Lolla-Wossiky rise. Possibile che tra i Bianchi ci fosse qualcuno capace di distinguere i Rossi uno dall’altro, al punto da capire chi veniva da vicino e chi da lontano?
«Hai un nome, uomo rosso?»
«Lolla-Wossiky.»
«Hai bevuto, eh? Lo sento di qui, e non mi sembri neanche tanto sicuro sulle gambe.»

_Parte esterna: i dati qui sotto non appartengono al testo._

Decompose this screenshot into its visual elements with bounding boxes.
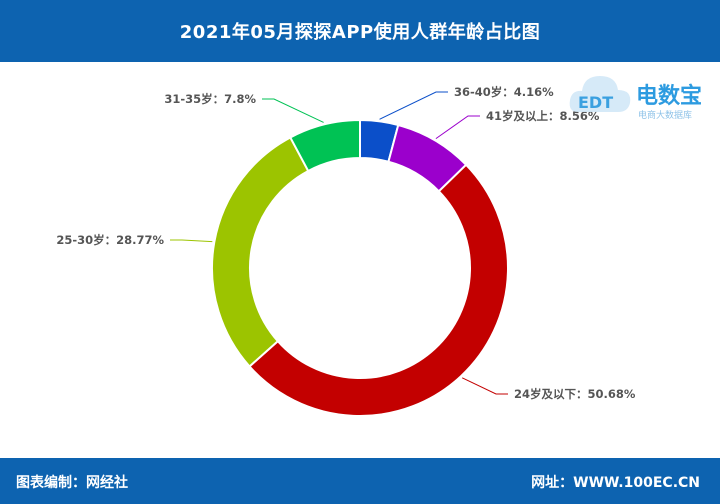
cloud-logo-icon: EDT [569,76,631,112]
leader-line [379,91,448,120]
slice-label: 25-30岁：28.77% [56,233,164,247]
leader-line [435,115,480,140]
footer-source: 图表编制：网经社 [16,475,128,491]
chart-footer: 图表编制：网经社 网址：WWW.100EC.CN [0,458,720,504]
watermark-subtext: 电商大数据库 [638,111,693,121]
donut-slice [288,118,361,173]
donut-slice [211,136,310,368]
watermark: EDT 电数宝 电商大数据库 [566,66,716,126]
slice-label: 24岁及以下：50.68% [514,387,636,401]
leader-line [461,377,508,395]
donut-chart: 36-40岁：4.16% 41岁及以上：8.56% 24岁及以下：50.68% 25-… [56,85,636,417]
slice-label: 41岁及以上：8.56% [486,109,600,123]
footer-website: 网址：WWW.100EC.CN [531,475,700,491]
leader-line [170,239,213,243]
donut-slice [248,163,509,417]
leader-line [262,98,324,123]
plot-area: 36-40岁：4.16% 41岁及以上：8.56% 24岁及以下：50.68% 25-… [0,62,720,458]
watermark-text: 电数宝 [636,84,703,109]
chart-header: 2021年05月探探APP使用人群年龄占比图 [0,0,720,62]
chart-title: 2021年05月探探APP使用人群年龄占比图 [179,22,541,43]
slice-label: 31-35岁：7.8% [164,92,256,106]
slice-label: 36-40岁：4.16% [454,85,554,99]
watermark-logo: EDT [578,93,613,112]
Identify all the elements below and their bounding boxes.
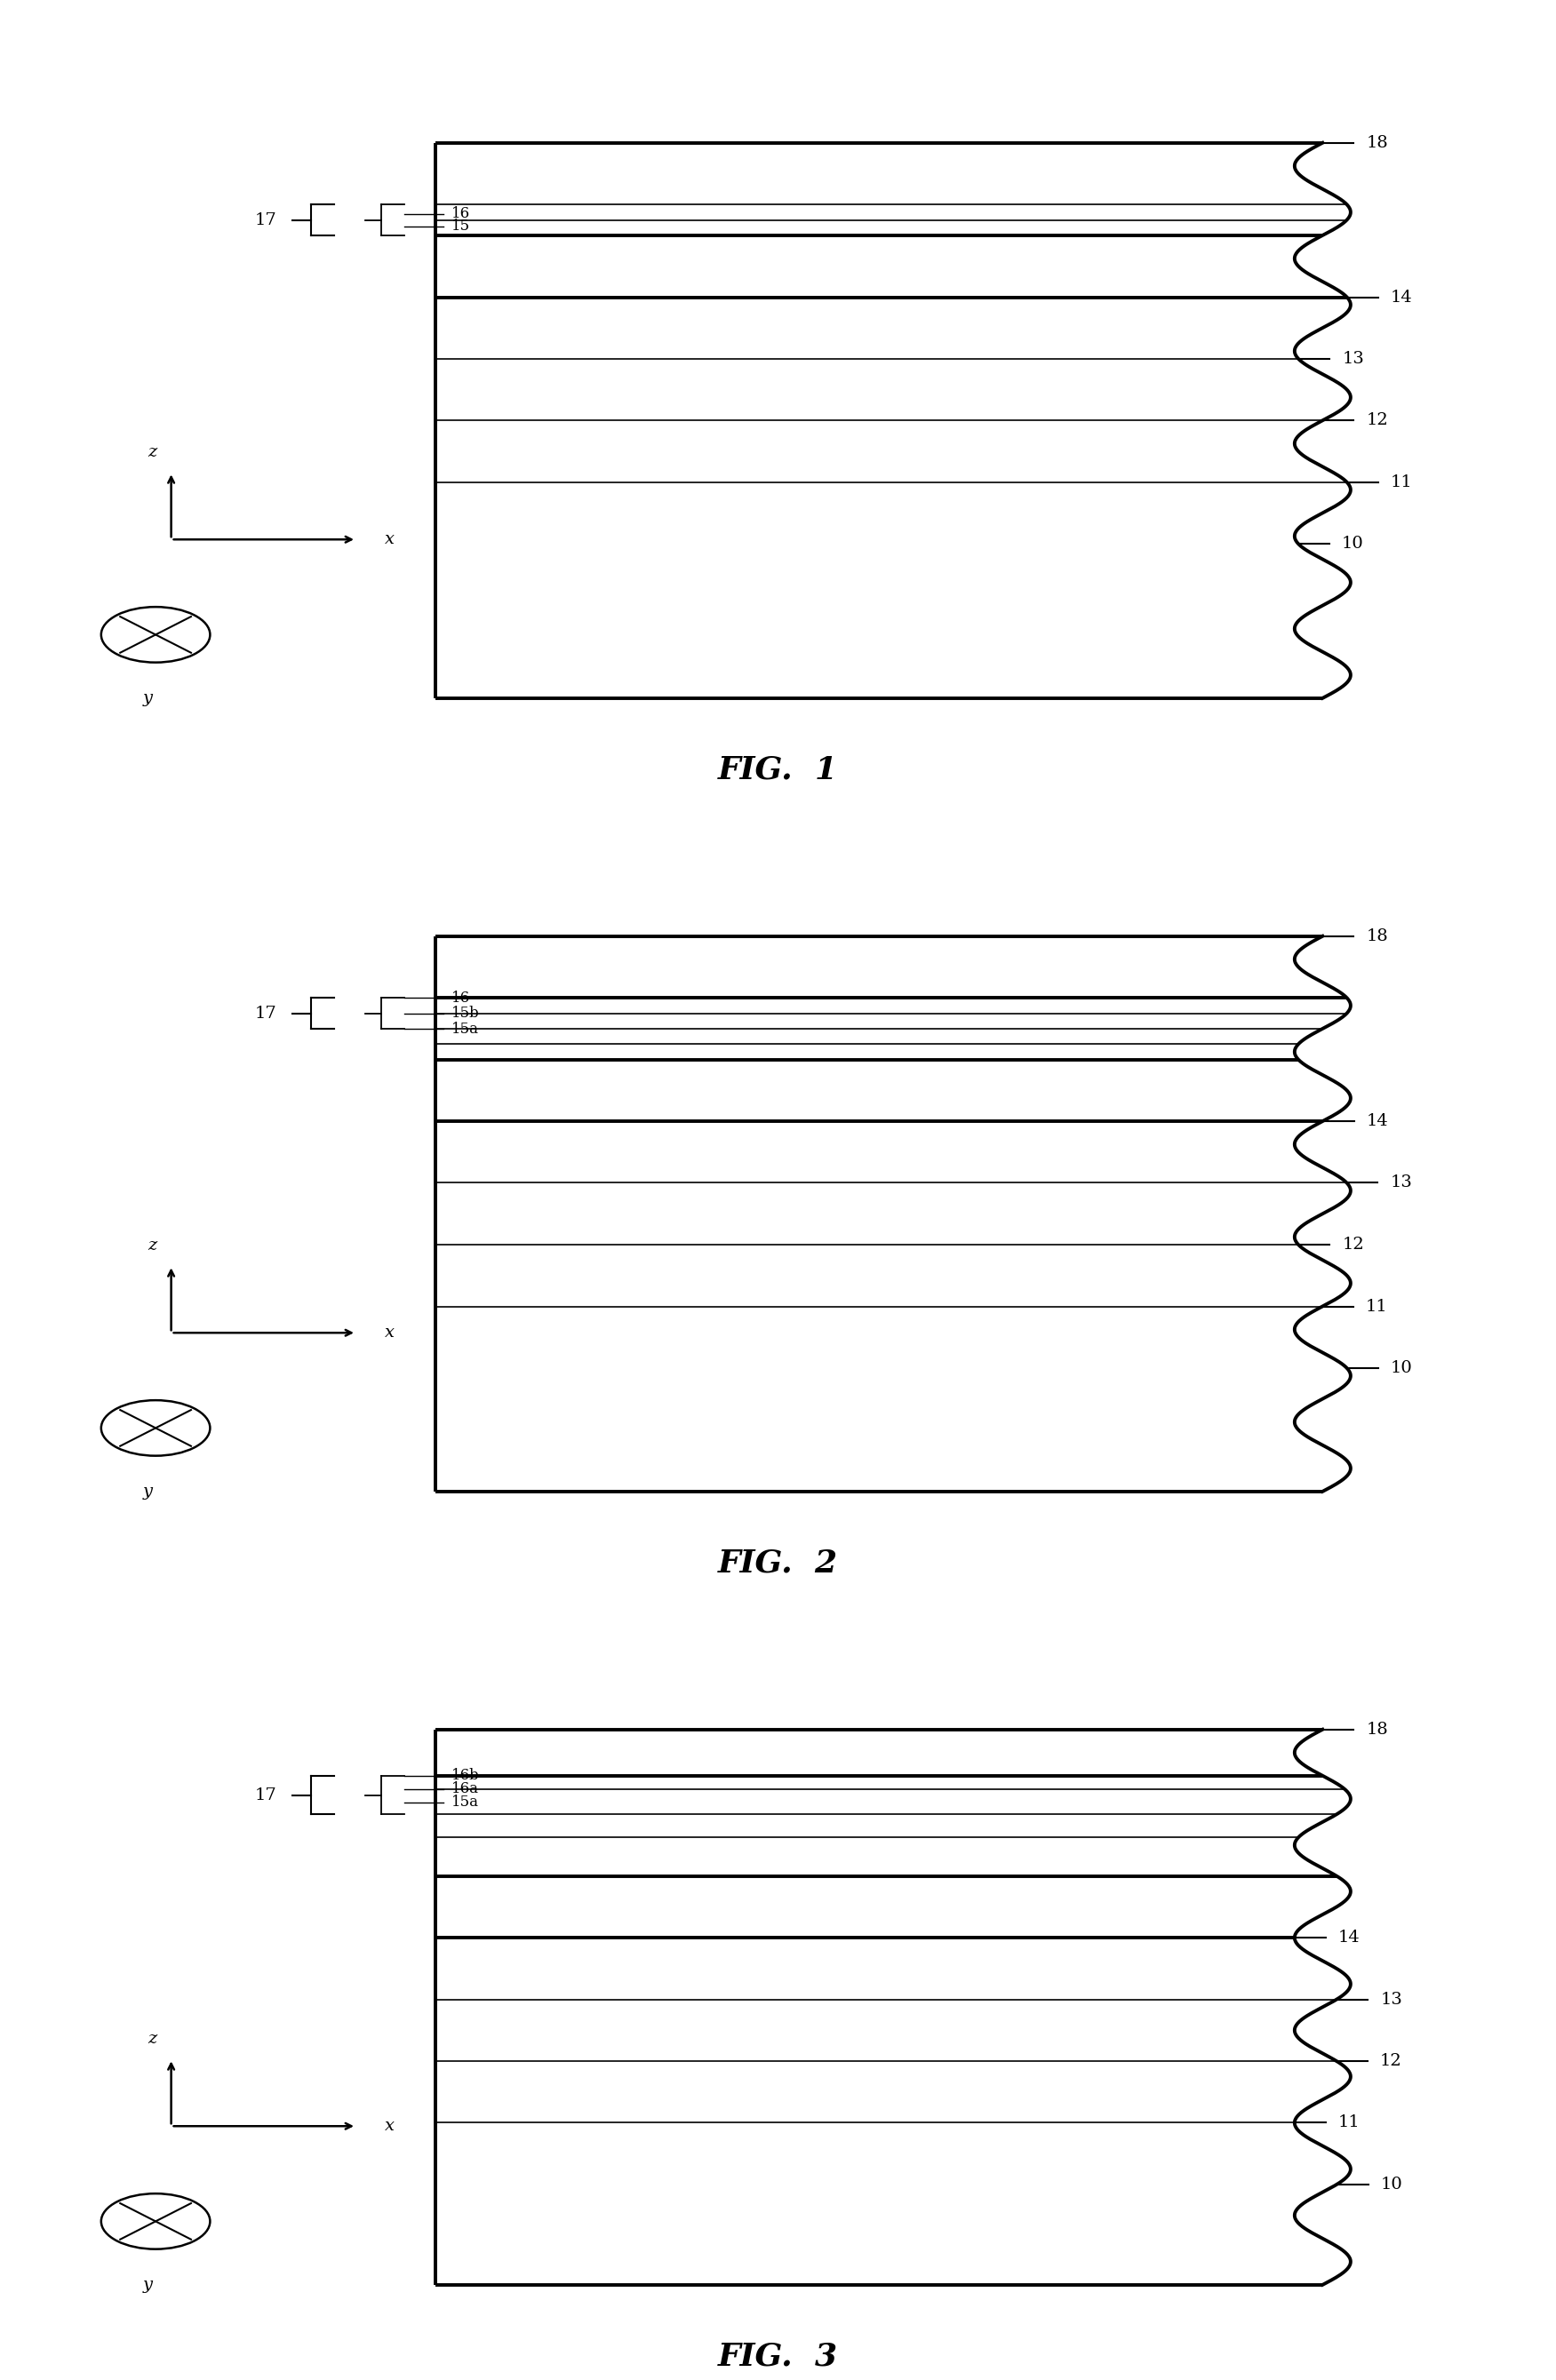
Text: 18: 18 (1366, 928, 1388, 945)
Text: FIG.  1: FIG. 1 (717, 754, 839, 785)
Text: 15a: 15a (451, 1021, 479, 1035)
Text: FIG.  2: FIG. 2 (717, 1547, 839, 1578)
Text: 15: 15 (451, 219, 470, 233)
Text: y: y (143, 2278, 152, 2292)
Text: 15a: 15a (451, 1795, 479, 1809)
Text: 17: 17 (255, 1004, 277, 1021)
Text: 11: 11 (1338, 2116, 1360, 2130)
Text: 13: 13 (1380, 1992, 1402, 2006)
Text: z: z (148, 1238, 157, 1254)
Text: z: z (148, 445, 157, 459)
Text: 10: 10 (1341, 536, 1363, 552)
Text: 12: 12 (1343, 1238, 1365, 1252)
Text: 12: 12 (1380, 2054, 1402, 2068)
Text: x: x (384, 2118, 394, 2135)
Text: y: y (143, 690, 152, 707)
Text: 14: 14 (1391, 290, 1413, 305)
Text: FIG.  3: FIG. 3 (717, 2342, 839, 2370)
Text: x: x (384, 1326, 394, 1340)
Text: 16a: 16a (451, 1780, 479, 1797)
Text: 18: 18 (1366, 136, 1388, 150)
Text: 13: 13 (1341, 350, 1365, 367)
Text: 10: 10 (1380, 2175, 1402, 2192)
Text: 16b: 16b (451, 1768, 479, 1783)
Text: 15b: 15b (451, 1007, 479, 1021)
Text: 14: 14 (1366, 1114, 1388, 1128)
Text: 16: 16 (451, 990, 470, 1004)
Text: 14: 14 (1338, 1930, 1360, 1947)
Text: 16: 16 (451, 207, 470, 221)
Text: 11: 11 (1366, 1299, 1388, 1314)
Text: 12: 12 (1366, 412, 1388, 428)
Text: z: z (148, 2030, 157, 2047)
Text: 18: 18 (1366, 1721, 1388, 1737)
Text: x: x (384, 531, 394, 547)
Text: 10: 10 (1391, 1361, 1413, 1376)
Text: 17: 17 (255, 212, 277, 228)
Text: y: y (143, 1483, 152, 1499)
Text: 13: 13 (1390, 1176, 1413, 1190)
Text: 17: 17 (255, 1787, 277, 1804)
Text: 11: 11 (1391, 474, 1413, 490)
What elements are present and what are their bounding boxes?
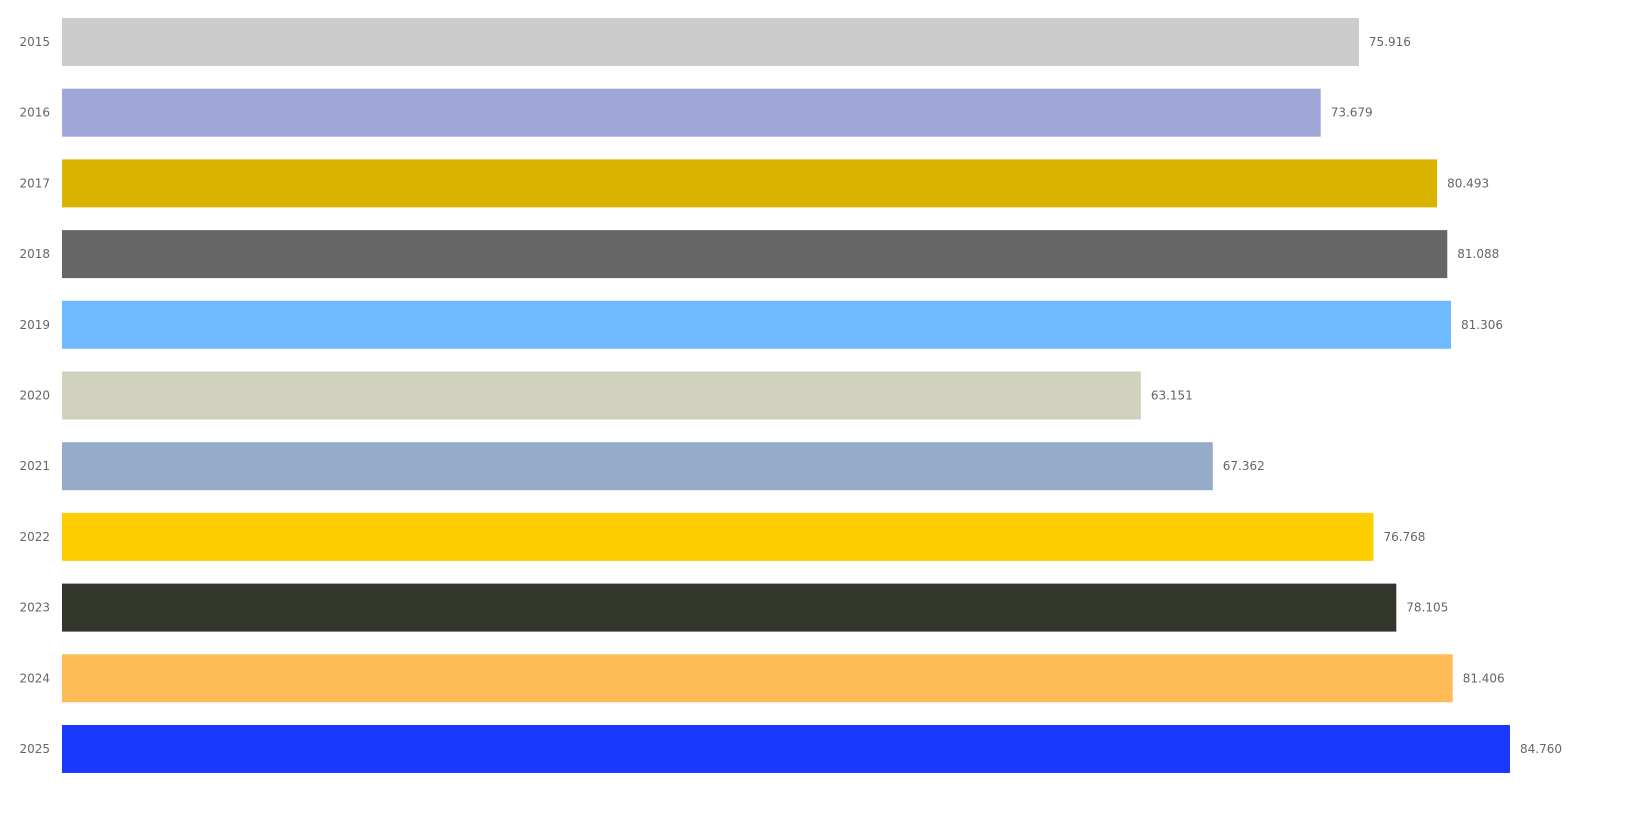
- bar-2023[interactable]: [62, 583, 1397, 632]
- data-label: 73.679: [1331, 106, 1373, 120]
- bar-2016[interactable]: [62, 88, 1321, 137]
- y-tick-label: 2021: [19, 459, 50, 473]
- bar-2024[interactable]: [62, 654, 1453, 703]
- bar-2025[interactable]: [62, 725, 1510, 773]
- y-tick-label: 2017: [19, 176, 50, 190]
- y-tick-label: 2025: [19, 742, 50, 756]
- data-label: 81.306: [1461, 318, 1503, 332]
- y-tick-label: 2022: [19, 530, 50, 544]
- data-label: 78.105: [1406, 601, 1448, 615]
- data-label: 81.406: [1463, 671, 1505, 685]
- data-label: 81.088: [1457, 247, 1499, 261]
- y-tick-label: 2018: [19, 247, 50, 261]
- bar-2021[interactable]: [62, 442, 1213, 491]
- bar-2019[interactable]: [62, 300, 1451, 349]
- bar-2017[interactable]: [62, 159, 1438, 208]
- bar-2015[interactable]: [62, 18, 1359, 66]
- data-label: 76.768: [1383, 530, 1425, 544]
- y-tick-label: 2019: [19, 318, 50, 332]
- data-label: 75.916: [1369, 35, 1411, 49]
- y-tick-label: 2016: [19, 106, 50, 120]
- y-tick-label: 2015: [19, 35, 50, 49]
- data-label: 80.493: [1447, 176, 1489, 190]
- data-label: 67.362: [1223, 459, 1265, 473]
- data-label: 63.151: [1151, 389, 1193, 403]
- bar-2018[interactable]: [62, 230, 1448, 279]
- y-tick-label: 2020: [19, 389, 50, 403]
- y-tick-label: 2023: [19, 601, 50, 615]
- data-label: 84.760: [1520, 742, 1562, 756]
- bar-2020[interactable]: [62, 371, 1141, 420]
- bar-2022[interactable]: [62, 512, 1374, 561]
- y-tick-label: 2024: [19, 671, 50, 685]
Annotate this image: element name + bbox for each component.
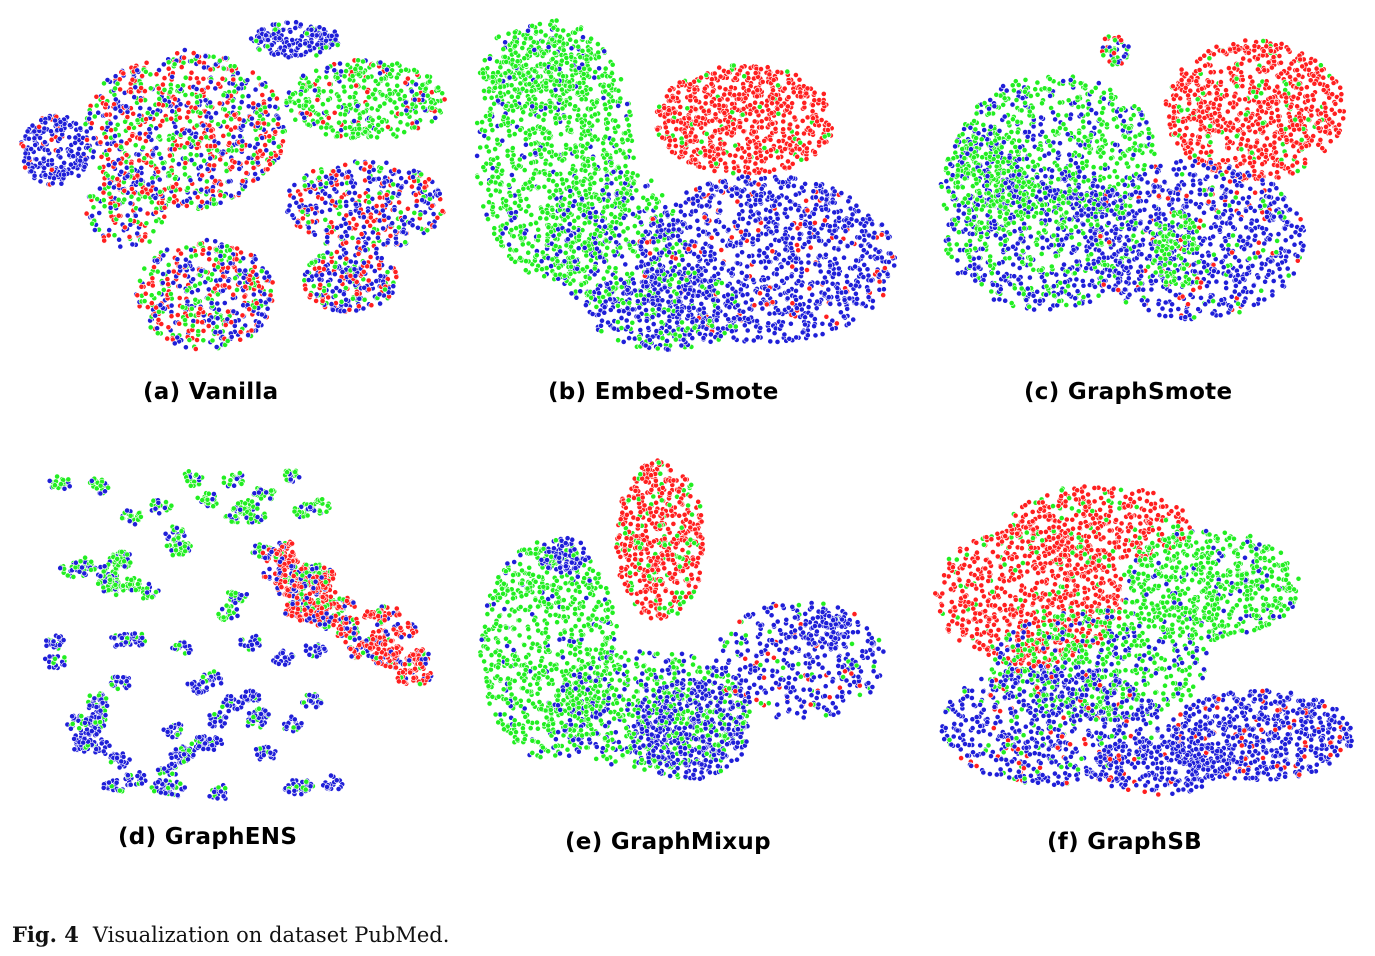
caption-f: (f) GraphSB [1047, 829, 1203, 855]
caption-e: (e) GraphMixup [565, 829, 771, 855]
caption-c: (c) GraphSmote [1024, 379, 1233, 405]
caption-d: (d) GraphENS [118, 824, 298, 850]
tsne-plot-graphens [42, 467, 434, 802]
panel-a-scatter [15, 10, 448, 360]
tsne-plot-graphmixup [477, 457, 887, 782]
panel-c-scatter [925, 10, 1355, 360]
tsne-plot-embed-smote [474, 17, 898, 353]
panel-b-scatter [465, 10, 898, 360]
figure-caption-text: Visualization on dataset PubMed. [92, 923, 450, 947]
panel-d-scatter [15, 455, 460, 805]
caption-a: (a) Vanilla [143, 379, 279, 405]
tsne-plot-graphsb [932, 483, 1355, 798]
panel-e-scatter [470, 450, 915, 800]
tsne-plot-graphsmote [938, 33, 1347, 322]
tsne-plot-vanilla [18, 19, 448, 352]
panel-f-scatter [930, 465, 1370, 815]
figure-caption: Fig. 4 Visualization on dataset PubMed. [12, 922, 449, 947]
figure-label: Fig. 4 [12, 922, 79, 947]
caption-b: (b) Embed-Smote [548, 379, 779, 405]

«Bevuto molto. Molto whisky.»
«E chi te l’ha dato? Dimmelo! Dove te lo sei procurato?»
Lolla-Wossiky era sconcertato. Prima d’allora nessun Bianco gli aveva mai chiesto dove si fosse procurato il liquore. Non ce n’era uno che non lo sapesse già. «Da Assassino Bianco Harrison» rispose.